The Utility of Today's AI

     

I for one welcome our new robot overlords.

Last month’s article foreshadowed this article’s topic a bit with the sources cited at the bottom. ChatGPT generated the Rust code snippets after I told it “Write a Rust queue using a linked list.” I had to specify that it use a linked list, otherwise ChatGPT would have imported the Rust queue library which uses a less efficient vector implementation. DALL-E generated the image when provided the title of the article, “Rust queue performance.”

For the past few months I’ve been working to find a way to use the explosion in new LLMs, or Large Language Models. I’ve tried ChatGPT, Bard, DALL-E, Studio Bot, and others. My first attempts were just to help me in my day-to-day job. “Write unit tests for this class”, “What’s causing this runtime error?”, “Tell me how to fix this compiler issue.” Unfortunately LLMs proved to be woefully incapable. The problem always ended up being context. LLMs only have access to the code that you put directly into their prompt. In projects comprising hundreds of thousands of lines of code, this simply wasn’t possible. The code that it generated would never compile as-is, and had to be carefully re-written before it could even start to work. After a dozen different attempts I ultimately concluded it was easier just not to use LLMs for these cases. This was particularly frustrating for the Studio Bot plugin for Android Studio. Having it integrated directly into my IDE I assumed it would be able to reference the rest of the project when offering solutions. Unfortunately it ended up just being a text query directly to the Google Bard API, with the same limitations as all the other LLMs.

My next attempts were closer to the live demos at Google IO 2023. I tried using ChatGPT and Bard to write emails.

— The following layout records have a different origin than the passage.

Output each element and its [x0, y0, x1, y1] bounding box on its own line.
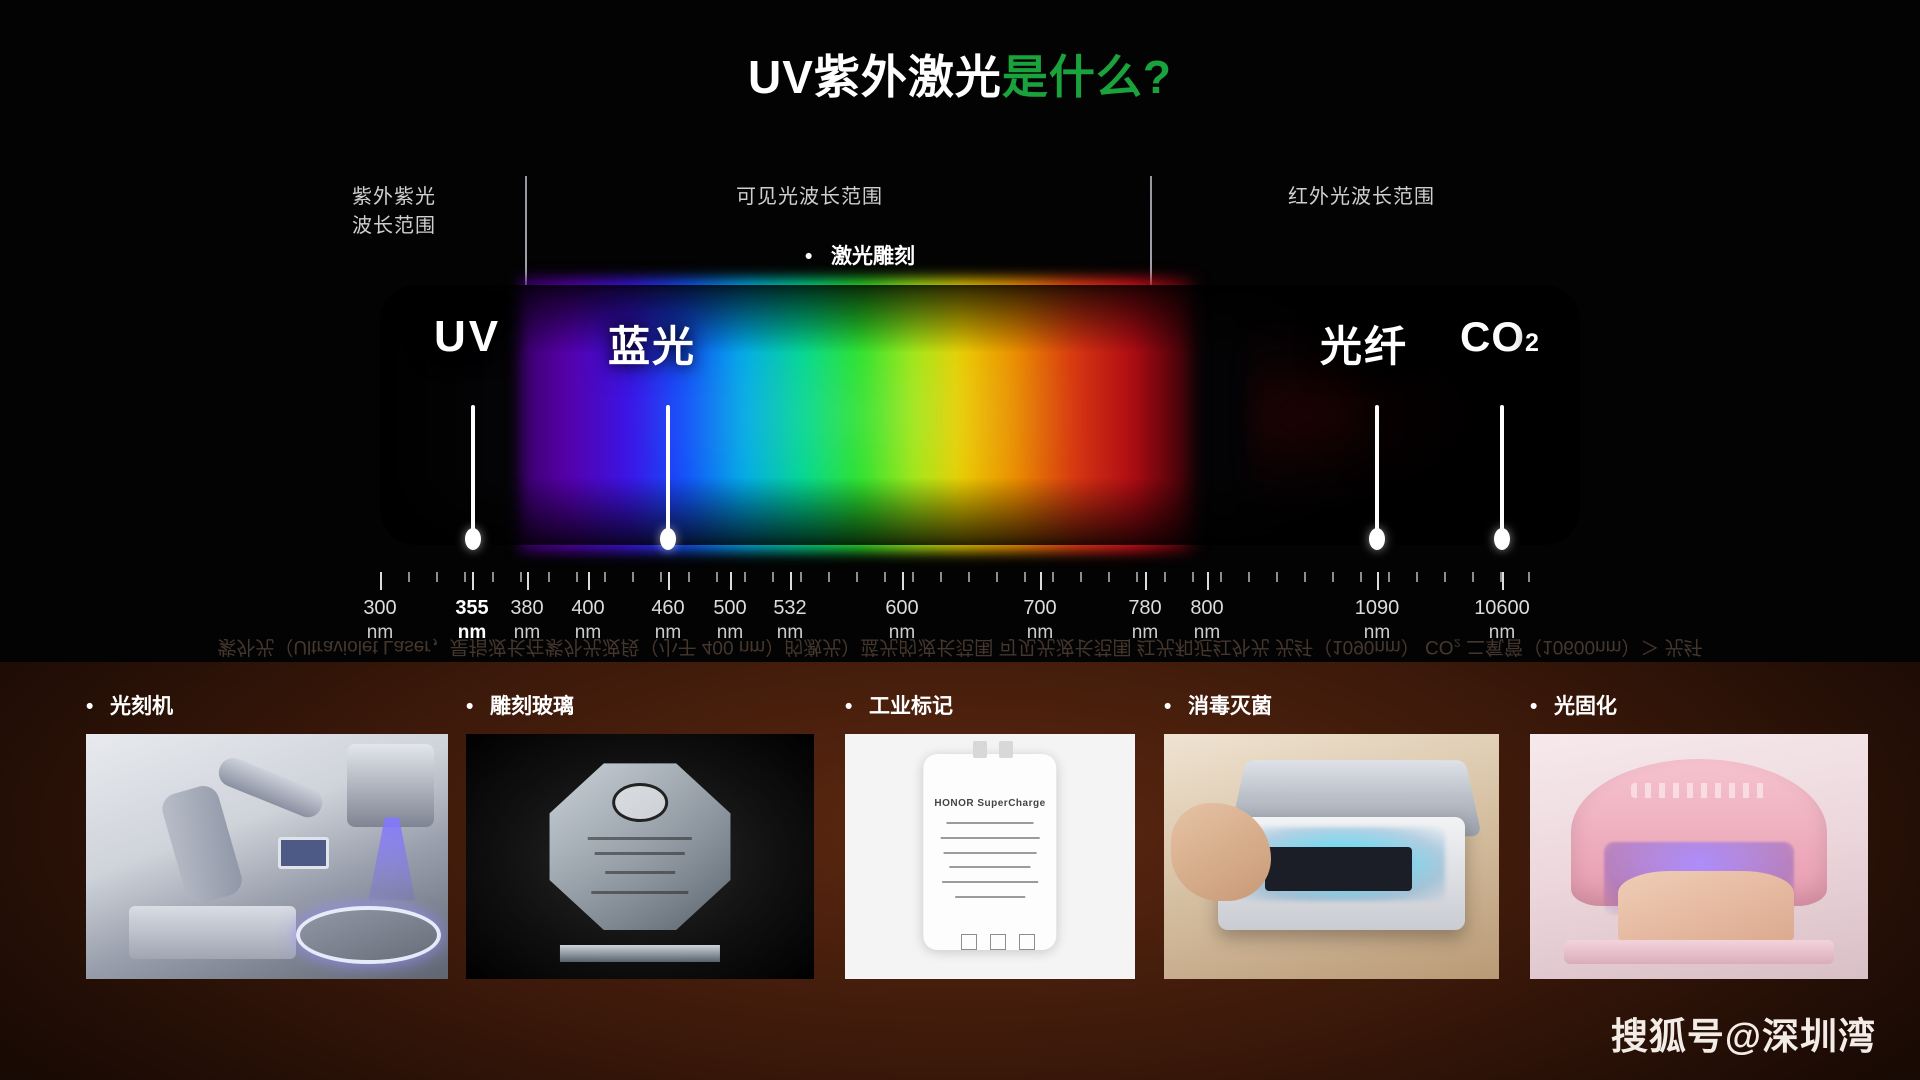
ruler-value: 780	[1128, 597, 1161, 619]
ruler-minor-tick	[1444, 572, 1446, 582]
ruler-value: 10600	[1474, 597, 1530, 619]
bullet-icon: •	[466, 695, 490, 719]
laser-engraving-note: •激光雕刻	[805, 240, 915, 270]
glass-engraved-line	[605, 871, 675, 874]
ruler-major-tick-380	[527, 572, 529, 590]
ruler-minor-tick	[520, 572, 522, 582]
ruler-value: 300	[363, 597, 396, 619]
ruler-minor-tick	[884, 572, 886, 582]
ruler-major-tick-10600	[1502, 572, 1504, 590]
ruler-minor-tick	[1164, 572, 1166, 582]
ruler-minor-tick	[716, 572, 718, 582]
application-image-3	[1164, 734, 1499, 979]
litho-base	[129, 906, 296, 960]
ruler-minor-tick	[1108, 572, 1110, 582]
charger-certification-mark	[990, 934, 1006, 950]
ruler-unit: nm	[510, 621, 543, 645]
ruler-major-tick-400	[588, 572, 590, 590]
ruler-minor-tick	[1472, 572, 1474, 582]
uv-nail-curing-lamp-photo	[1530, 734, 1868, 979]
ruler-minor-tick	[940, 572, 942, 582]
band-label-fiber: 光纤	[1320, 313, 1408, 374]
marker-knob	[1494, 528, 1510, 550]
charger-certification-mark	[961, 934, 977, 950]
page-title-white: UV紫外激光	[748, 51, 1002, 103]
charger-laser-marking-photo: HONOR SuperCharge	[845, 734, 1135, 979]
bullet-icon: •	[86, 695, 110, 719]
application-caption-0: •光刻机	[86, 690, 448, 720]
ruler-minor-tick	[1248, 572, 1250, 582]
ruler-minor-tick	[688, 572, 690, 582]
watermark: 搜狐号@深圳湾	[1611, 1006, 1876, 1060]
ruler-minor-tick	[744, 572, 746, 582]
litho-uv-beam	[368, 817, 415, 900]
ruler-value: 1090	[1355, 597, 1400, 619]
marker-stem	[471, 405, 475, 542]
glass-engraved-line	[588, 837, 692, 840]
application-caption-3: •消毒灭菌	[1164, 690, 1499, 720]
charger-prong	[973, 741, 988, 758]
application-image-0	[86, 734, 448, 979]
band-label-co2-text: CO	[1460, 313, 1525, 360]
ruler-label-500: 500nm	[713, 596, 746, 645]
ruler-minor-tick	[576, 572, 578, 582]
ruler-unit: nm	[1128, 621, 1161, 645]
ruler-minor-tick	[1388, 572, 1390, 582]
ruler-minor-tick	[1276, 572, 1278, 582]
charger-prong	[999, 741, 1014, 758]
ruler-minor-tick	[1304, 572, 1306, 582]
ruler-value: 355	[455, 597, 488, 619]
wavelength-ruler: 300nm355nm380nm400nm460nm500nm532nm600nm…	[0, 572, 1920, 662]
litho-lens	[347, 744, 434, 827]
application-caption-2: •工业标记	[845, 690, 1135, 720]
ruler-minor-tick	[660, 572, 662, 582]
ruler-major-tick-800	[1207, 572, 1209, 590]
ruler-value: 500	[713, 597, 746, 619]
ruler-major-tick-700	[1040, 572, 1042, 590]
band-label-co2-subscript: 2	[1525, 329, 1540, 357]
ruler-unit: nm	[455, 621, 488, 645]
ruler-label-460: 460nm	[651, 596, 684, 645]
ruler-label-300: 300nm	[363, 596, 396, 645]
band-label-co2: CO2	[1460, 313, 1540, 361]
uv-sterilizer-box-photo	[1164, 734, 1499, 979]
ruler-minor-tick	[408, 572, 410, 582]
engraved-glass-award-photo	[466, 734, 814, 979]
ruler-minor-tick	[828, 572, 830, 582]
ruler-unit: nm	[713, 621, 746, 645]
application-label-4: 光固化	[1554, 695, 1617, 718]
litho-robot-arm-upper	[215, 754, 327, 822]
marker-stem	[1500, 405, 1504, 542]
ruler-minor-tick	[1332, 572, 1334, 582]
ruler-minor-tick	[1416, 572, 1418, 582]
ruler-label-600: 600nm	[885, 596, 918, 645]
marker-knob	[465, 528, 481, 550]
bullet-icon: •	[1530, 695, 1554, 719]
band-label-blue: 蓝光	[608, 313, 696, 374]
ruler-major-tick-1090	[1377, 572, 1379, 590]
ruler-value: 532	[773, 597, 806, 619]
ruler-major-tick-532	[790, 572, 792, 590]
ruler-unit: nm	[1023, 621, 1056, 645]
hand	[1618, 871, 1794, 945]
range-header-uv: 紫外紫光波长范围	[352, 183, 436, 241]
ruler-unit: nm	[571, 621, 604, 645]
ruler-minor-tick	[632, 572, 634, 582]
charger-brand-text: HONOR SuperCharge	[934, 798, 1045, 809]
ruler-unit: nm	[651, 621, 684, 645]
laser-engraving-label: 激光雕刻	[831, 245, 915, 268]
ruler-minor-tick	[1192, 572, 1194, 582]
ruler-minor-tick	[968, 572, 970, 582]
ruler-unit: nm	[1474, 621, 1530, 645]
charger-printed-line	[955, 896, 1025, 898]
marker-stem	[1375, 405, 1379, 542]
ruler-label-355: 355nm	[455, 596, 488, 645]
charger-printed-line	[942, 881, 1038, 883]
ruler-minor-tick	[1136, 572, 1138, 582]
ruler-major-tick-300	[380, 572, 382, 590]
ruler-minor-tick	[1052, 572, 1054, 582]
application-image-1	[466, 734, 814, 979]
ruler-major-tick-460	[668, 572, 670, 590]
ruler-label-532: 532nm	[773, 596, 806, 645]
ruler-minor-tick	[492, 572, 494, 582]
marker-stem	[666, 405, 670, 542]
marker-pin-355	[471, 405, 475, 542]
marker-pin-10600	[1500, 405, 1504, 542]
ruler-unit: nm	[885, 621, 918, 645]
spectrum-section: UV紫外激光是什么? 紫外紫光波长范围 可见光波长范围 红外光波长范围 •激光雕…	[0, 0, 1920, 662]
charger-certification-mark	[1019, 934, 1035, 950]
ruler-value: 460	[651, 597, 684, 619]
ruler-value: 800	[1190, 597, 1223, 619]
ruler-minor-tick	[1528, 572, 1530, 582]
ruler-minor-tick	[996, 572, 998, 582]
phone-inside-sterilizer	[1265, 847, 1412, 891]
application-label-2: 工业标记	[869, 695, 953, 718]
litho-stage-ring	[296, 906, 441, 965]
ruler-minor-tick	[464, 572, 466, 582]
application-label-3: 消毒灭菌	[1188, 695, 1272, 718]
ruler-major-tick-355	[472, 572, 474, 590]
ruler-minor-tick	[1220, 572, 1222, 582]
application-image-2: HONOR SuperCharge	[845, 734, 1135, 979]
application-caption-1: •雕刻玻璃	[466, 690, 814, 720]
nail-lamp-base	[1564, 940, 1834, 965]
charger-printed-line	[941, 837, 1040, 839]
ruler-unit: nm	[363, 621, 396, 645]
marker-pin-1090	[1375, 405, 1379, 542]
litho-robot-arm-lower	[158, 782, 245, 906]
ruler-minor-tick	[1080, 572, 1082, 582]
page-title-green: 是什么?	[1002, 51, 1172, 103]
ruler-value: 700	[1023, 597, 1056, 619]
bullet-icon: •	[805, 245, 831, 269]
ruler-label-10600: 10600nm	[1474, 596, 1530, 645]
ruler-label-700: 700nm	[1023, 596, 1056, 645]
ruler-unit: nm	[773, 621, 806, 645]
ruler-minor-tick	[772, 572, 774, 582]
application-caption-4: •光固化	[1530, 690, 1868, 720]
lithography-machine-photo	[86, 734, 448, 979]
slide-canvas: UV紫外激光是什么? 紫外紫光波长范围 可见光波长范围 红外光波长范围 •激光雕…	[0, 0, 1920, 1080]
bullet-icon: •	[1164, 695, 1188, 719]
ruler-value: 400	[571, 597, 604, 619]
glass-engraved-line	[595, 852, 685, 855]
bullet-icon: •	[845, 695, 869, 719]
ruler-minor-tick	[1024, 572, 1026, 582]
ruler-label-380: 380nm	[510, 596, 543, 645]
ruler-minor-tick	[856, 572, 858, 582]
glass-seal-emblem	[612, 783, 668, 822]
ruler-minor-tick	[436, 572, 438, 582]
ruler-label-1090: 1090nm	[1355, 596, 1400, 645]
ruler-minor-tick	[1360, 572, 1362, 582]
applications-section: •光刻机 •雕刻玻璃	[0, 662, 1920, 1080]
range-header-visible: 可见光波长范围	[736, 183, 883, 212]
marker-knob	[660, 528, 676, 550]
ruler-unit: nm	[1355, 621, 1400, 645]
ruler-label-800: 800nm	[1190, 596, 1223, 645]
page-title: UV紫外激光是什么?	[0, 52, 1920, 103]
marker-pin-460	[666, 405, 670, 542]
ruler-value: 600	[885, 597, 918, 619]
ruler-value: 380	[510, 597, 543, 619]
ruler-label-780: 780nm	[1128, 596, 1161, 645]
application-label-0: 光刻机	[110, 695, 173, 718]
glass-engraved-line	[591, 891, 688, 894]
litho-wafer-chip	[278, 837, 329, 869]
ruler-major-tick-500	[730, 572, 732, 590]
marker-knob	[1369, 528, 1385, 550]
charger-printed-line	[944, 852, 1037, 854]
nail-lamp-led-row	[1631, 783, 1766, 798]
application-image-4	[1530, 734, 1868, 979]
ruler-label-400: 400nm	[571, 596, 604, 645]
band-label-uv: UV	[434, 312, 501, 362]
ruler-minor-tick	[912, 572, 914, 582]
ruler-minor-tick	[800, 572, 802, 582]
charger-printed-line	[947, 822, 1034, 824]
ruler-minor-tick	[604, 572, 606, 582]
charger-printed-line	[949, 866, 1030, 868]
ruler-major-tick-780	[1145, 572, 1147, 590]
ruler-major-tick-600	[902, 572, 904, 590]
range-header-infrared: 红外光波长范围	[1288, 183, 1435, 212]
ruler-unit: nm	[1190, 621, 1223, 645]
application-label-1: 雕刻玻璃	[490, 695, 574, 718]
glass-stand	[560, 945, 720, 962]
ruler-minor-tick	[548, 572, 550, 582]
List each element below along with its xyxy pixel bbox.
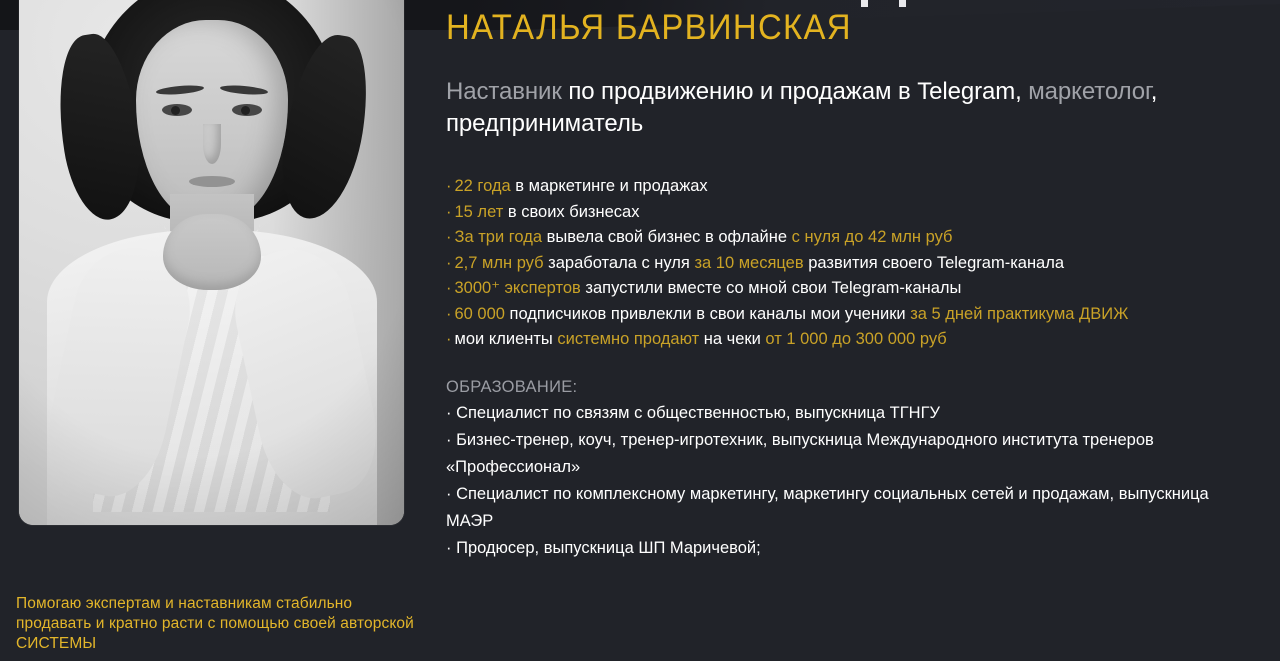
- fact-item: ·3000⁺ экспертов запустили вместе со мно…: [446, 276, 1262, 302]
- fact-highlight: системно продают: [557, 330, 699, 348]
- subtitle-segment-marketer: маркетолог: [1028, 78, 1151, 105]
- education-heading: ОБРАЗОВАНИЕ:: [446, 375, 1262, 400]
- fact-item: ·22 года в маркетинге и продажах: [446, 174, 1262, 200]
- tagline-text: Помогаю экспертам и наставникам стабильн…: [16, 594, 416, 654]
- subtitle-segment-main: по продвижению и продажам в Telegram: [568, 78, 1015, 105]
- fact-text: в маркетинге и продажах: [511, 177, 708, 195]
- education-item: · Специалист по комплексному маркетингу,…: [446, 481, 1236, 535]
- fact-bullet-icon: ·: [446, 305, 452, 323]
- fact-bullet-icon: ·: [446, 177, 452, 195]
- portrait-photo-frame: [19, 0, 404, 525]
- subtitle-segment-mentor: Наставник: [446, 78, 568, 105]
- fact-bullet-icon: ·: [446, 203, 452, 221]
- fact-highlight: 3000⁺ экспертов: [455, 279, 581, 297]
- content-column: НАТАЛЬЯ БАРВИНСКАЯ Наставник по продвиже…: [446, 0, 1262, 562]
- fact-highlight: 2,7 млн руб: [455, 254, 544, 272]
- fact-item: ·2,7 млн руб заработала с нуля за 10 мес…: [446, 251, 1262, 277]
- education-item: · Специалист по связям с общественностью…: [446, 400, 1236, 427]
- fact-bullet-icon: ·: [446, 254, 452, 272]
- fact-item: ·60 000 подписчиков привлекли в свои кан…: [446, 302, 1262, 328]
- fact-highlight: за 5 дней практикума ДВИЖ: [910, 305, 1128, 323]
- fact-highlight: 15 лет: [455, 203, 504, 221]
- portrait-photo: [19, 0, 404, 525]
- fact-highlight: с нуля до 42 млн руб: [792, 228, 953, 246]
- fact-text: заработала с нуля: [544, 254, 695, 272]
- fact-text: мои клиенты: [455, 330, 558, 348]
- fact-text: запустили вместе со мной свои Telegram-к…: [581, 279, 962, 297]
- fact-highlight: от 1 000 до 300 000 руб: [765, 330, 946, 348]
- fact-text: развития своего Telegram-канала: [804, 254, 1064, 272]
- subtitle: Наставник по продвижению и продажам в Te…: [446, 50, 1258, 140]
- education-item: · Бизнес-тренер, коуч, тренер-игротехник…: [446, 427, 1236, 481]
- fact-text: подписчиков привлекли в свои каналы мои …: [505, 305, 910, 323]
- education-item: · Продюсер, выпускница ШП Маричевой;: [446, 535, 1236, 562]
- fact-bullet-icon: ·: [446, 330, 452, 348]
- education-list: · Специалист по связям с общественностью…: [446, 400, 1262, 562]
- fact-item: ·За три года вывела свой бизнес в офлайн…: [446, 225, 1262, 251]
- fact-text: на чеки: [699, 330, 765, 348]
- fact-highlight: 60 000: [455, 305, 505, 323]
- page-title: НАТАЛЬЯ БАРВИНСКАЯ: [446, 0, 1213, 50]
- fact-highlight: 22 года: [455, 177, 511, 195]
- fact-bullet-icon: ·: [446, 279, 452, 297]
- fact-text: вывела свой бизнес в офлайне: [542, 228, 792, 246]
- fact-highlight: за 10 месяцев: [694, 254, 803, 272]
- slide-root: Помогаю экспертам и наставникам стабильн…: [0, 0, 1280, 661]
- photo-vignette: [19, 0, 404, 525]
- education-section: ОБРАЗОВАНИЕ: · Специалист по связям с об…: [446, 353, 1262, 562]
- fact-text: в своих бизнесах: [503, 203, 639, 221]
- fact-item: ·мои клиенты системно продают на чеки от…: [446, 327, 1262, 353]
- facts-list: ·22 года в маркетинге и продажах·15 лет …: [446, 140, 1262, 353]
- fact-highlight: За три года: [455, 228, 543, 246]
- fact-item: ·15 лет в своих бизнесах: [446, 200, 1262, 226]
- fact-bullet-icon: ·: [446, 228, 452, 246]
- subtitle-segment-comma: ,: [1015, 78, 1028, 105]
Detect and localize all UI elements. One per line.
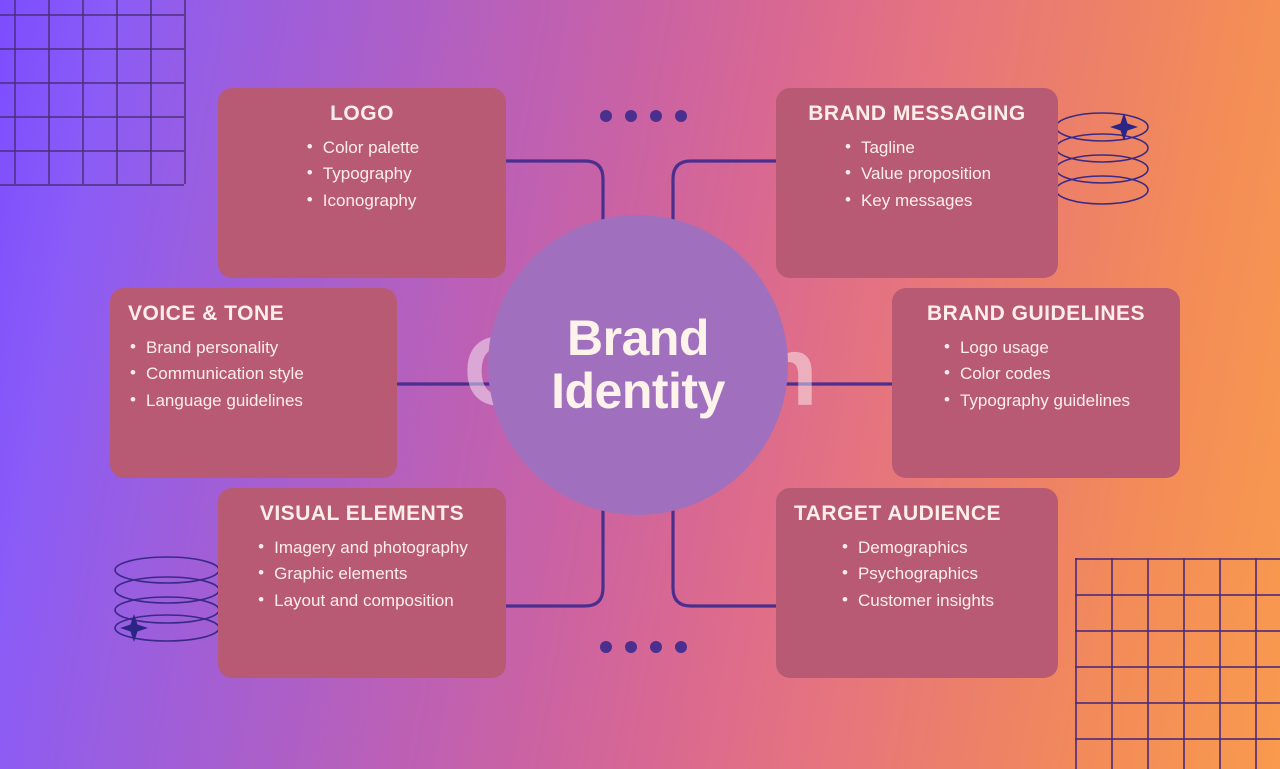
list-item: Iconography [305,188,419,215]
card-title-target-audience: TARGET AUDIENCE [794,502,1040,527]
list-item: Value proposition [843,161,991,188]
dotted-divider-icon-bottom-dot [625,641,637,653]
dotted-divider-icon-bottom-dot [650,641,662,653]
dotted-divider-icon-bottom-dot [600,641,612,653]
grid-pattern-icon-top-left [0,0,210,195]
list-item: Imagery and photography [256,535,468,562]
list-item: Graphic elements [256,561,468,588]
spiral-sparkle-icon-right [1055,105,1165,220]
card-list-visual-elements: Imagery and photography Graphic elements… [256,535,468,615]
connector-visual-elements [506,500,603,606]
list-item: Layout and composition [256,588,468,615]
connector-target-audience [673,500,776,606]
list-item: Logo usage [942,335,1130,362]
list-item: Color palette [305,135,419,162]
list-item: Psychographics [840,561,994,588]
list-item: Brand personality [128,335,304,362]
list-item: Color codes [942,361,1130,388]
dotted-divider-icon-top-dot [650,110,662,122]
card-list-brand-messaging: Tagline Value proposition Key messages [843,135,991,215]
card-title-visual-elements: VISUAL ELEMENTS [236,502,488,527]
dotted-divider-icon-bottom-dot [675,641,687,653]
card-title-brand-guidelines: BRAND GUIDELINES [910,302,1162,327]
grid-pattern-icon-bottom-right [1075,558,1280,769]
card-target-audience[interactable]: TARGET AUDIENCE Demographics Psychograph… [776,488,1058,678]
card-visual-elements[interactable]: VISUAL ELEMENTS Imagery and photography … [218,488,506,678]
list-item: Key messages [843,188,991,215]
list-item: Typography guidelines [942,388,1130,415]
list-item: Communication style [128,361,304,388]
list-item: Language guidelines [128,388,304,415]
card-logo[interactable]: LOGO Color palette Typography Iconograph… [218,88,506,278]
card-list-voice-tone: Brand personality Communication style La… [128,335,304,415]
card-title-logo: LOGO [236,102,488,127]
dotted-divider-icon-top-dot [600,110,612,122]
list-item: Tagline [843,135,991,162]
card-list-target-audience: Demographics Psychographics Customer ins… [840,535,994,615]
card-title-brand-messaging: BRAND MESSAGING [794,102,1040,127]
list-item: Typography [305,161,419,188]
card-title-voice-tone: VOICE & TONE [128,302,379,327]
card-list-logo: Color palette Typography Iconography [305,135,419,215]
card-voice-tone[interactable]: VOICE & TONE Brand personality Communica… [110,288,397,478]
dotted-divider-icon-top-dot [625,110,637,122]
center-title: Brand Identity [488,215,788,515]
spiral-sparkle-icon-left [112,552,222,652]
list-item: Customer insights [840,588,994,615]
center-title-line2: Identity [551,365,725,418]
card-list-brand-guidelines: Logo usage Color codes Typography guidel… [942,335,1130,415]
card-brand-guidelines[interactable]: BRAND GUIDELINES Logo usage Color codes … [892,288,1180,478]
center-title-line1: Brand [567,312,709,365]
dotted-divider-icon-top-dot [675,110,687,122]
card-brand-messaging[interactable]: BRAND MESSAGING Tagline Value propositio… [776,88,1058,278]
list-item: Demographics [840,535,994,562]
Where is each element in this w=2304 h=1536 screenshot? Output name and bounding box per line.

The generated responses were mediocre and derivative, representing the text equivalent of “uncanny valley.” Associates that received the emails could immediately tell that they were generated by an LLM, even when they had never previously received writing samples from me to compare against. Essays were similarly hamstrung, and given the manner in which LLMs are built, couldn’t include references. So using ChatGPT for long-form writing was out.

Its only been recently that I’ve begun to find use cases for these new technologies. As someone who writes regularly, writing very much represents a skill that I’d like to consciously improve upon. The GRE has an analytical writing section which is graded from 0-6 in half point increments. They also provide prompts and example essays with the scores that those essays received. I fed ten of those sample essays into ChatGPT and asked it to grade them and to provide ways that the essays could be improved on. Every ChatGPT grade given was within a half point of the official score, and the suggestions for improvement were sufficiently specific to be able actionable.

At work I also occasionally find myself working in a programming language that I don’t normally use. I already know the basics of the language from previous use, but its been just long enough since I last used it that I’ve lost fluency. In these cases, ChatGPT and Bard have been incredibly useful in jogging my memory with regards to syntax. Examples of such questions have included: “how do I sort a list of dictionaries in python?”, “how do I iterate over an array with indices in javascript?”, or “how can create a linked list in GoLang?”

As LLMs continue to improve and I get better at writing prompts, I hope to find more use cases in which they provide a particular utility. I’ll let you know as I find them.